Berliner Testament = Auslaufmodell

“Wir setzen uns wechselseitig zu Alleinerben ein. Schlusserben werden unsere Kinder. Sollte ein Kind beim Tod
des Erstversterbenden seinen Pflichtteil verlangen, dann erhält es beim Tod des Längstlebenden auch nur den Pflichtteil.” So wurde es in unzähligen Malen aus einem der zahlreichen Formularbücher abgeschrieben.
In aller Regel wird darin zu den Störfällen wenig ausgeführt.

PRAXISFALL 1:
Ein Ehepartner wurde krank und geschäftsunfähig und musste ins Heim. Kurz danach verstarb der bis dahin
gesunde Ehepartner, ohne dass noch zusätzlich etwas geregelt wurde. Damit erbte der im Heim befindliche
Ehepartner alles, und das gesamte Familienvermögen stand dem Zugriff der Fürsorge zur Verfügung.
Für die Kinder blieb nur ein Pflichtteil.

PRAXISFALL 2:
Der Vater stand alleine im Grundbuch und hatte auch sonst ansehnliches Vermögen.
Die Ehefrau verstarb, ohne viel zu vererben. Damit der Vater nicht ins Heim musste, wurde eine kostengünstige
Pflegerin eingestellt. Und dann hatten die Kinder immer weniger Zeit für den Vater. Dieser heiratete nach einiger Zeit
die Pflegerin, brachte das Berliner Testament durch Anfechtung zu Fall und setzte die neue Ehefrau zur Alleinerbin ein. Die Kinder werden nur 25% des Familienvermögens erhalten.

Das Berliner Testament stammt vom Anfang des 20. Jahrhunderts. Es ist 100 Jahre alt.
Damals beerbten 30- bis 40 jährige ihre 60- bis 70 jährigen Eltern,
heute 50- bis 60 jährige 80- bis 90- jährige.

Die Knackpunkte in der Praxis

1. Pflichtteilsansprüche der Kinder nach dem Erstversterbenden

2. Stirbt ein Kind vor den Eltern, dann sind die Enkelkinder pflichtteilsberechtigt. Solange sie minderjährig sind, 
    werden sie von den Schwiegerkindern vertreten.

3. Beim Tod des Erstversterbenden tritt im Regelfall die Bindung ein, dass der Längstlebende auf 
    Veränderungen in der Familie kaum noch reagieren kann.
    Wenn z.B. ein Kind pflegt und das andere nur auf das Erbe wartet, dann bekommen trotzdem beide 
    im Regelfall 50% nach dem Längstlebenden.

4. Bei einer Wiederverheiratung des Längstlebenden kann das Berliner Testament durch Anfechtung aus der Welt
    geschafft werden.
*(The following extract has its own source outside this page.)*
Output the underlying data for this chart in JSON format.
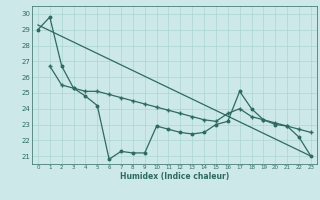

Ebenso z.B. durch eine Volljährigenadoption. Dann sind im Regelfall die Kinder draußen
    und Dritte im Familienvermögen.

5. Hartz -IV- Kinder sind per Gesetz erbrechtlich enmündigt. Auch wenn sie lieb sein wollen, können sie den Pflichtteil 
    oder ein Erbe nicht ausschlagen. Die Ansprüche nach dem Tod des Erstversterbenden gehen an den Staat über 
    und nicht an die Kinder.

6. Aushöhlen lässt sich das Berliner Testament zusammen mit einem neuen Partner des Längstlebenden, eine moderne  
    Form der Erbschleicherei zu Lasten der Kinder.

Manchmal ist eine Reparatur möglich. Aber wir wissen alle. Reparieren ist teurer, als gleich richtig gemacht.